In fall 2020, I wrote a paper on working with ADHD kids in the English classroom. As I did my research for the paper, things kept clicking in my brain. “This is exactly how I’ve always felt,” I thought. A family member of mine has ADHD, which is initially why I decided to research the topic. But when I explained to the class that this was “close to home” for me, it felt a little more personal. So I decided to finally officially get tested.

I’d suspected I’d had ADHD for a long time, but never was by any of my family members. When I would tell my parents I was concerned that maybe I had it, they always brushed me off. “You’re good at school,” they’d say. “You’re just making stuff up.”

It’s terrible to me how many unfair stereotypes about ADHD there are. That those who have it are out of control, lazy, messy, not superb academically and many more. My parents thought I didn’t have ADHD just based on the fact that I had good grades and I wasn’t disruptive in class. I had dealt with attention problems my entire life, but it wasn’t looked into solely based on thoughtless stereotypes.

Finally getting diagnosed with ADHD wasn’t a bad day for me. It was a good one. I finally felt understood. All the times I’d been called names or been told to “calm down” or “just focus” or “stop being lazy” finally felt somewhat justified. I spent so many days after that researching ADHD, connecting with people online about it, and really finding a community of people who truly understood me.

The best part of figuring this out was finally being able to understand myself. No longer did I beat myself up for being different than others. I found ways to utilize the amazing benefits that my ADHD brings me, and accommodate the hardships it brings. I really started to lean into the moments I could hyperfocus, for example, and embrace my creativity. I started to give myself breaks and not try to overwork myself and be like every other person because I finally understood that my brain just simply works differently than theirs.

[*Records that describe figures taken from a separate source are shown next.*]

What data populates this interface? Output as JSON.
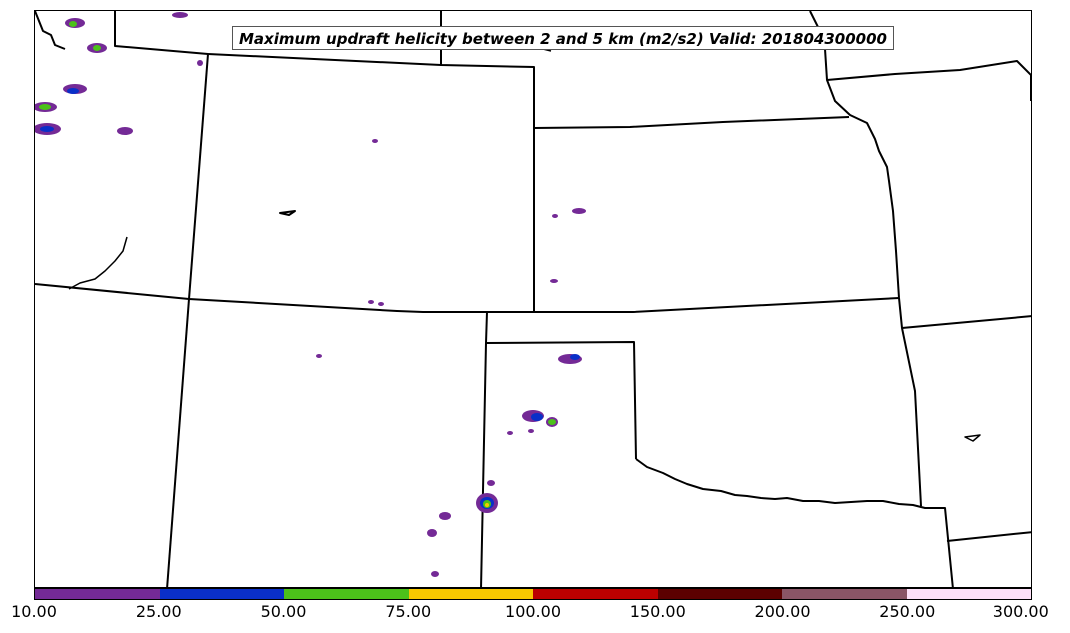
{
  "title": "Maximum updraft helicity between 2 and 5 km (m2/s2) Valid: 201804300000",
  "colorbar": {
    "ticks": [
      "10.00",
      "25.00",
      "50.00",
      "75.00",
      "100.00",
      "150.00",
      "200.00",
      "250.00",
      "300.00"
    ],
    "colors": [
      "#742a96",
      "#0a2fc8",
      "#4cc11a",
      "#f7c800",
      "#bb0000",
      "#5c0000",
      "#8a5566",
      "#fde0f8"
    ]
  },
  "map": {
    "background": "#ffffff",
    "border_color": "#000000"
  }
}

Getting diagnosed as an adult can be frustrating. You may wonder why you were never able to figure it out earlier or dwell on time you’ve wasted when you could’ve been trying to help yourself. Instead of this negative mindset, try to be grateful. You’ve learned a new thing about yourself that can help you be the best version of yourself.

To this day, many people aren’t supportive of the knowledge I try to share with them about ADHD. They think it’s an excuse. However, if you are reading this and you have ADHD or any other type of neurodiversity, I hope you see it as a part of who you are, and never as an “excuse” or any other demeaning name somebody might try to call it.